Con 15 años el joven es su copiloto, lo ayuda a leer el GPS y otras labores en las carreras en el desierto
Participan en el Raid Atacama, evento realizado cerca de Copiapó. Esta es una instancia que te une, te hace trabajar en equipo, conversar. De repente hay que tomar decisiones para no perderse y hasta pelear, dice al actor.

Hace casi 25 años Jorge Zabaleta había participado en el Raid Atacama, evento con vehículos adaptados para superar dunas. Luego las obligaciones y la familia postergaron su retorno a la competencia, aunque el actor siempre mantuvo su amor por los motores. Pero este 2024 se inscribió con una novedad: su hijo menor, Antonio de 15 años, es su copiloto en las dos jornadas que ya han completado cerca de Copiapó. «Es increíble andar con mi hijo al lado. Él es muy partner y mientras yo conduzco él va leyendo el GPS, atento a cualquier cosa para que no nos perdamos», cuenta Zabaleta, que pilota un Canam Maverick X3 Rs Turbo.

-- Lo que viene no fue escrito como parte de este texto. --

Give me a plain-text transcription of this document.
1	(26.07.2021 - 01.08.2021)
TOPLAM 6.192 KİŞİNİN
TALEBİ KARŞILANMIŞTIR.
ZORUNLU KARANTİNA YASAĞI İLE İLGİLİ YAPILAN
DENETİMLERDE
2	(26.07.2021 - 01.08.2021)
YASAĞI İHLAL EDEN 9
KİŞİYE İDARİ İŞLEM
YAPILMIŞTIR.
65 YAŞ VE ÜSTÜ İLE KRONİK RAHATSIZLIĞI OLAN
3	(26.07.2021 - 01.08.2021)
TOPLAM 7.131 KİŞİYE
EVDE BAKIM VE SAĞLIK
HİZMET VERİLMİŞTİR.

¿Su hijo también es tuerca?
«A mí me gustan mucho los autos antiguos y me metí en un grupo en el que hacemos paseos. Mi hijo también tiene esa afición, me acompaña y me ayuda con la limpieza y armado de piezas. Yo digo que él va a heredar mi auto BMW modelo 323i del año 81. Es muy bueno que compartamos estos gustos, especialmente por la distancia generacional que hay entre nosotros».
¿Cuánta distancia, Jorge?
«Tenemos casi 40 años de diferencia, así que no es lo mismo que tu hijo mayor, que no está tan lejos. Como es mucho menor, uno busca instancias para tener una comunicación y un interés en común. Esta es una instancia que te une, te hace trabajar en equipo, conversar. De repente hay que tomar decisiones para no perderse y hasta pelear. Está muy bueno este deporte para juntarse».
¿Cómo está su hijo allá entre las muy calurosas dunas de Atacama?

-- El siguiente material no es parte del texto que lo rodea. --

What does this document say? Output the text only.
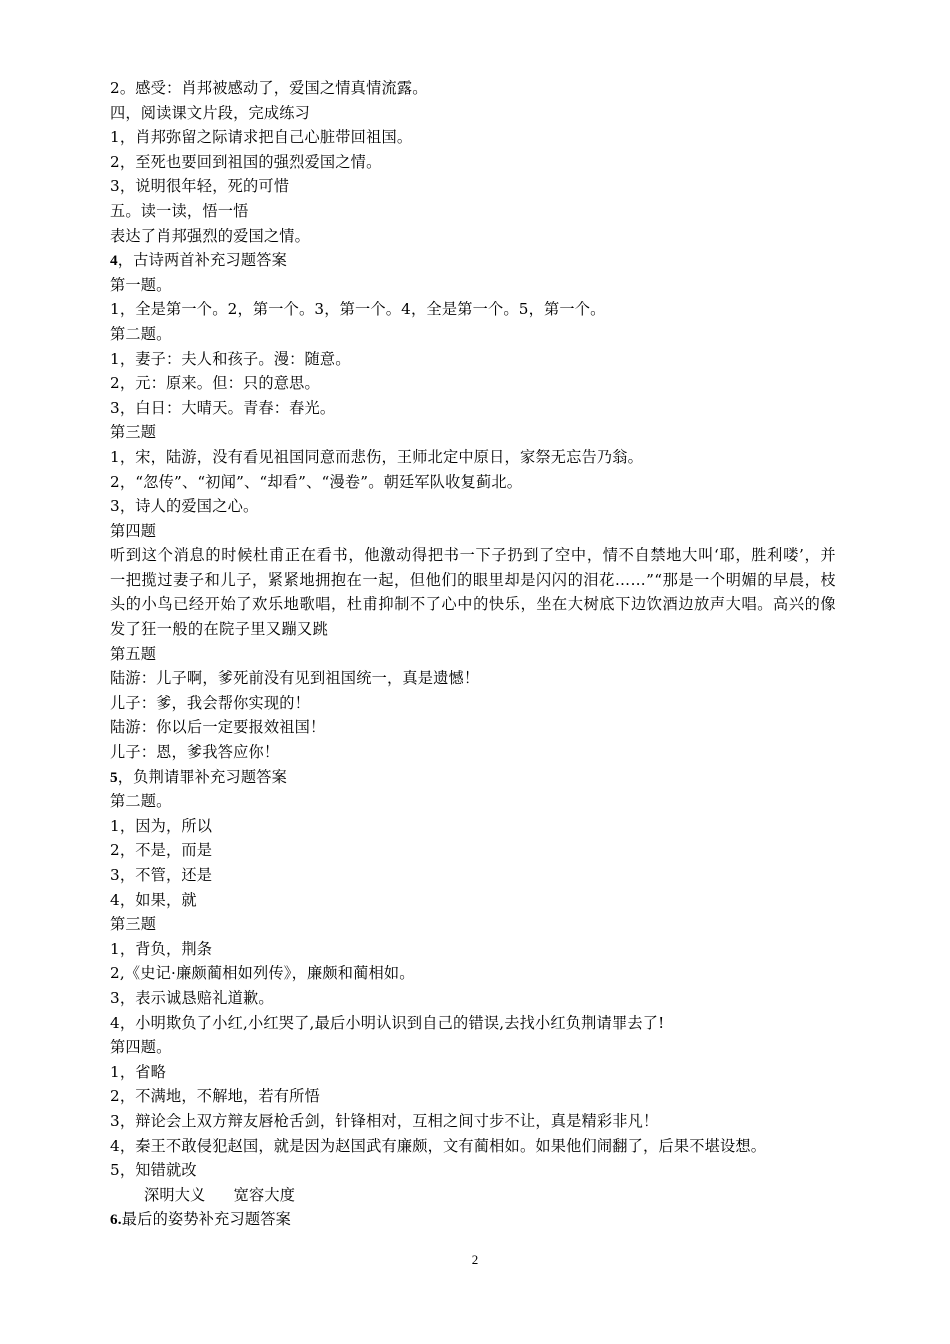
2。感受：肖邦被感动了，爱国之情真情流露。
四，阅读课文片段，完成练习
1，肖邦弥留之际请求把自己心脏带回祖国。
2，至死也要回到祖国的强烈爱国之情。
3，说明很年轻，死的可惜
五。读一读，悟一悟
表达了肖邦强烈的爱国之情。
4，古诗两首补充习题答案
第一题。
1，全是第一个。2，第一个。3，第一个。4，全是第一个。5，第一个。
第二题。
1，妻子：夫人和孩子。漫：随意。
2，元：原来。但：只的意思。
3，白日：大晴天。青春：春光。
第三题
1，宋，陆游，没有看见祖国同意而悲伤，王师北定中原日，家祭无忘告乃翁。
2，“忽传”、“初闻”、“却看”、“漫卷”。朝廷军队收复蓟北。
3，诗人的爱国之心。
第四题
听到这个消息的时候杜甫正在看书，他激动得把书一下子扔到了空中，情不自禁地大叫‘耶，胜利喽’，并一把揽过妻子和儿子，紧紧地拥抱在一起，但他们的眼里却是闪闪的泪花……”“那是一个明媚的早晨，枝头的小鸟已经开始了欢乐地歌唱，杜甫抑制不了心中的快乐，坐在大树底下边饮酒边放声大唱。高兴的像发了狂一般的在院子里又蹦又跳
第五题
陆游：儿子啊，爹死前没有见到祖国统一，真是遗憾！
儿子：爹，我会帮你实现的！
陆游：你以后一定要报效祖国！
儿子：恩，爹我答应你！
5，负荆请罪补充习题答案
第二题。
1，因为，所以
2，不是，而是
3，不管，还是
4，如果，就
第三题
1，背负，荆条
2,《史记·廉颇蔺相如列传》，廉颇和蔺相如。
3，表示诚恳赔礼道歉。
4，小明欺负了小红,小红哭了,最后小明认识到自己的错误,去找小红负荆请罪去了!
第四题。
1，省略
2，不满地，不解地，若有所悟
3，辩论会上双方辩友唇枪舌剑，针锋相对，互相之间寸步不让，真是精彩非凡！
4，秦王不敢侵犯赵国，就是因为赵国武有廉颇，文有蔺相如。如果他们闹翻了，后果不堪设想。
5，知错就改
深明大义 宽容大度
6.最后的姿势补充习题答案
2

«Está feliz, súper entusiasmado. Cuando terminamos la carrera tenemos que dedicarnos a la revisión y mantenimiento del buggy. Antonio saca los filtros de aire y los limpia feliz. Le encanta este tema».
La carrera cuenta con todo tipo de medidas de seguridad, desde monitoreo con drones a ambulancias con asistencia médica. Pero el terreno es tan complejo que al quedar tras el pelotón cuando el resto de los vehículos pasa la cresta de una duna, se puede perder cualquier orientación.

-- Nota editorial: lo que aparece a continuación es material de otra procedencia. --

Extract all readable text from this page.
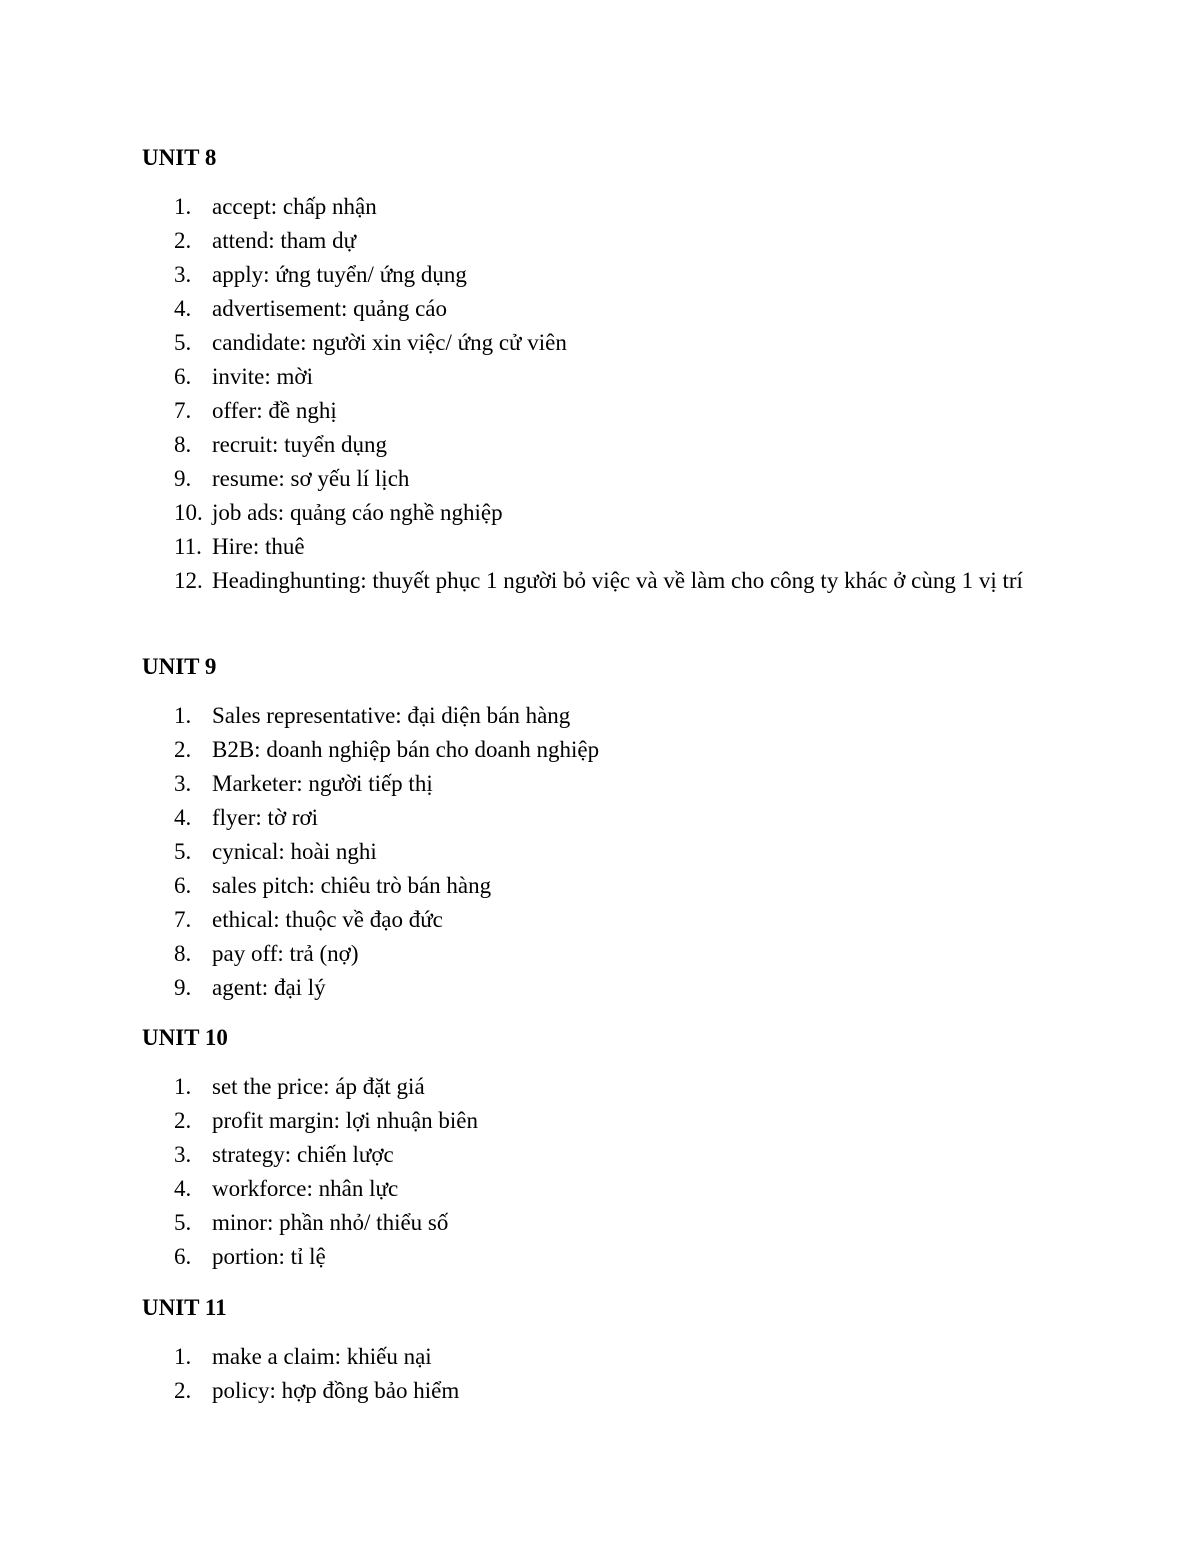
UNIT 8
1. accept: chấp nhận
2. attend: tham dự
3. apply: ứng tuyển/ ứng dụng
4. advertisement: quảng cáo
5. candidate: người xin việc/ ứng cử viên
6. invite: mời
7. offer: đề nghị
8. recruit: tuyển dụng
9. resume: sơ yếu lí lịch
10. job ads: quảng cáo nghề nghiệp
11. Hire: thuê
12. Headinghunting: thuyết phục 1 người bỏ việc và về làm cho công ty khác ở cùng 1 vị trí
UNIT 9
1. Sales representative: đại diện bán hàng
2. B2B: doanh nghiệp bán cho doanh nghiệp
3. Marketer: người tiếp thị
4. flyer: tờ rơi
5. cynical: hoài nghi
6. sales pitch: chiêu trò bán hàng
7. ethical: thuộc về đạo đức
8. pay off: trả (nợ)
9. agent: đại lý
UNIT 10
1. set the price: áp đặt giá
2. profit margin: lợi nhuận biên
3. strategy: chiến lược
4. workforce: nhân lực
5. minor: phần nhỏ/ thiểu số
6. portion: tỉ lệ
UNIT 11
1. make a claim: khiếu nại
2. policy: hợp đồng bảo hiểm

«El primer día nos extraviamos un rato. No sabíamos dónde ir por 3 horas, porque aunque el GPS te dice que la caravana está cerca, se dificulta el camino. Entonces vimos que un tipo que iba con mucha seguridad hacia un lado, como si supiera dónde iba. A los 45 minutos supimos que tampoco sabía», recuerda el actor.
Igualmente el buggy tiene medidas de seguridad especiales, como por ejemplo, una jaula en el interior para evitar cualquier daño si el auto se da vuelta y cinturones especiales. «Está dispuesto para minimizar el riesgo. Se lo detallé todo a la madre de la criatura (Francisca Allende) para que estuviera tranquila», afirma Jorge.
La familia estaba de vacaciones en Llifén, en las orillas del lago Ranco, hasta que el padre y el menor de sus hijos viajaron al norte con la exclusiva intención de unirse a la alegre caravana de autos que ruedan por las dunas. «Y lo hemos pasado increíble», afirma el compañero televisivo de Francisco Saavedra.
Descanso
Tras la jornada de recorrido y preparar el auto para el día siguiente, los Zabaleta han contado con la hospitalidad del evento. Además de establecer un campamento en pleno desierto para los más de 250 participantes, por las noches les ofrecen una cena después de la cual «sacan un asado». «Antonio está feliz también, porque hay otros chicos de su edad que acompañan a sus papás», advierte el actor.
Tras esa celebración, padre e hijo van a dormir a la casa rodante que arrendaron en Copiapó, especialmente para descansar con comodidad. Para inscribirse, el conductor de «Socios de la parrilla» necesitó la recomendación de un conductor experto, el competidor Rodrigo Arriagada, conocido en el ambiente como Kid Arriagada. «Jorge es mi cliente en mi tienda (KDMS.cl) y además es mi amigo. Cuando él me vio correr en buggy le presté uno para que lo probara. Le encantó y me compró uno. Luego lo recomendé para que participara en el Raid Atacama y acá lo veo fascinado. Le enseña a su hijo, son una muy buena dupla, muy cómplice», explica el corredor.